Uzmanlar, lösemide geçmişe oranla tedavi başarısının büyük oranda arttığını vurgulayarak şu bilgileri paylaştı:

“Lösemiler eskiden korkutucu kanserler grubundaydı. Ancak bugün gelişen teknoloji, hedefe yönelik ilaçlar ve destekleyici tedaviler sayesinde hastaların yaklaşık yüzde 90’ı tamamen iyileşme şansına sahip. Elbette yüzde 10’luk bir hasta grubunda tedaviye direnç görülebiliyor, ancak bu hastalar için de yenilikçi tedavi yöntemleri üzerinde çalışıyoruz.”

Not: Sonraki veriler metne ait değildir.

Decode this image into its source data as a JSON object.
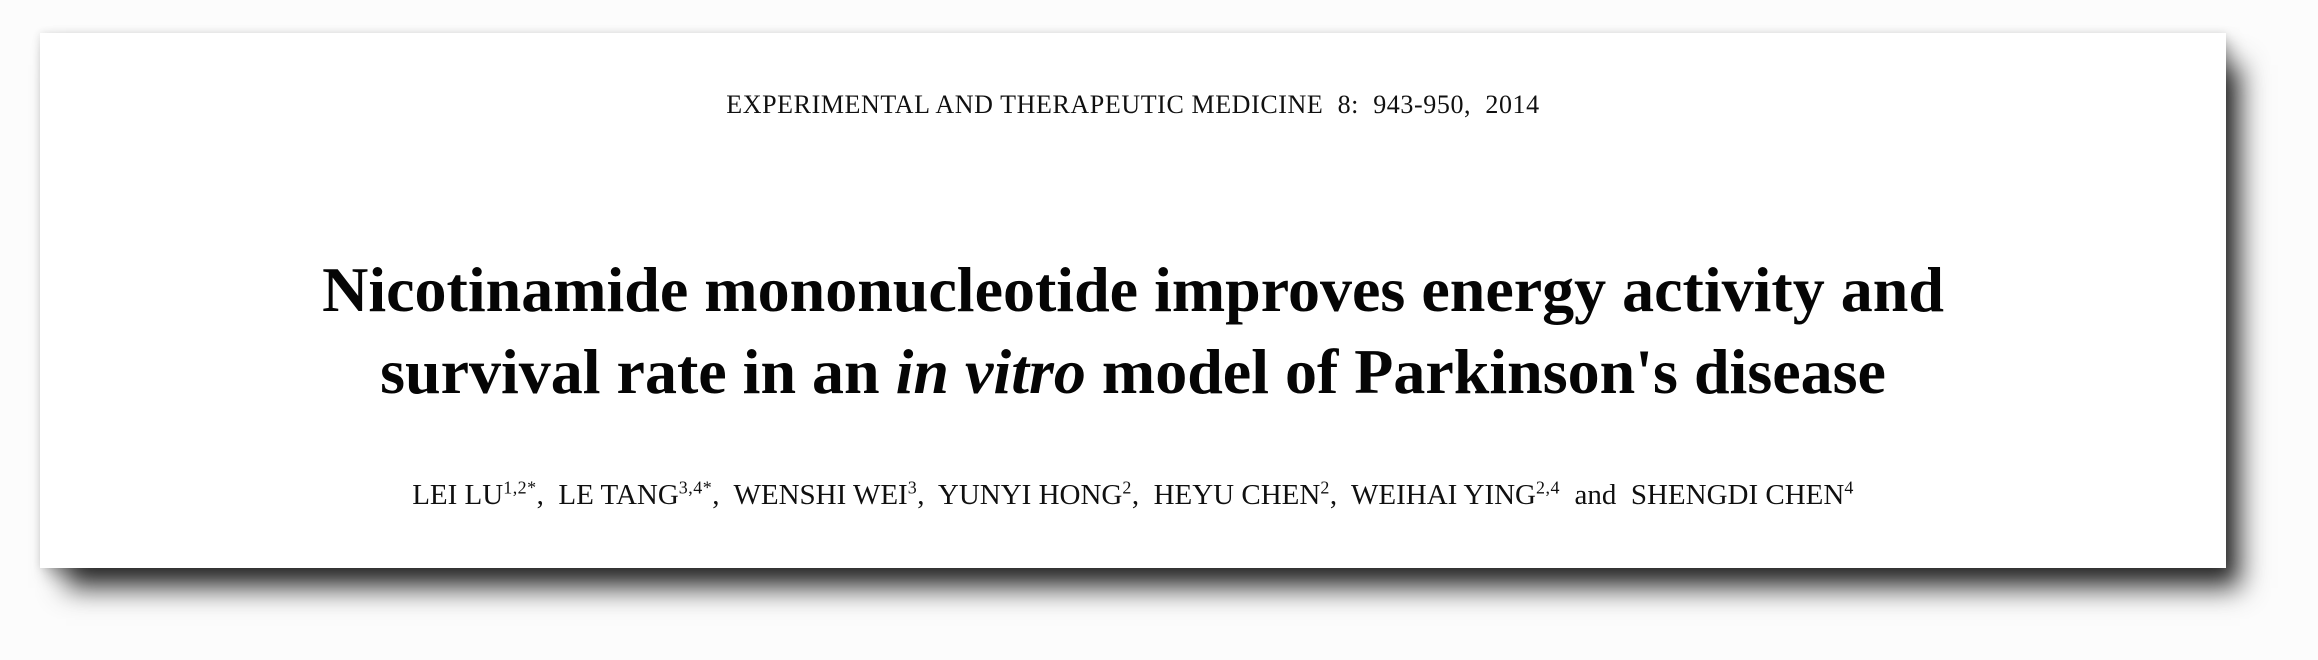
{
  "page": {
    "journal_line": "EXPERIMENTAL AND THERAPEUTIC MEDICINE  8:  943-950,  2014",
    "title": {
      "line1": "Nicotinamide mononucleotide improves energy activity and",
      "line2_pre": "survival rate in an ",
      "line2_italic": "in vitro",
      "line2_post": " model of Parkinson's disease"
    },
    "authors": [
      {
        "name": "LEI LU",
        "sup": "1,2*",
        "sep": ",  "
      },
      {
        "name": "LE TANG",
        "sup": "3,4*",
        "sep": ",  "
      },
      {
        "name": "WENSHI WEI",
        "sup": "3",
        "sep": ",  "
      },
      {
        "name": "YUNYI HONG",
        "sup": "2",
        "sep": ",  "
      },
      {
        "name": "HEYU CHEN",
        "sup": "2",
        "sep": ",  "
      },
      {
        "name": "WEIHAI YING",
        "sup": "2,4",
        "sep": "  and  "
      },
      {
        "name": "SHENGDI CHEN",
        "sup": "4",
        "sep": ""
      }
    ],
    "colors": {
      "paper": "#ffffff",
      "background": "#fcfcfc",
      "text": "#0b0b0b",
      "shadow": "#000000"
    }
  }
}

Tanı sürecinde hastanın öyküsü, fizik muayene, kan ve kemik iliği tahlillerinin büyük önem taşıdığını belirten uzmanlar, her hastaya aynı tedavinin uygulanmadığını, düşük, orta ve yüksek risk gruplarına göre kişiye özel bir planlama yapıldığını söyledi.

“SADECE TIBBİ DEĞİL, PSİKOLOJİK DESTEK DE ŞART”

Lösemi tedavisinin yaklaşık iki yıl sürdüğünü hatırlatan uzmanlar, sadece medikal tedavinin yeterli olmadığını, hastaların ve ailelerinin psikolojik ve sosyal açıdan da desteklenmesi gerektiğini vurguladı.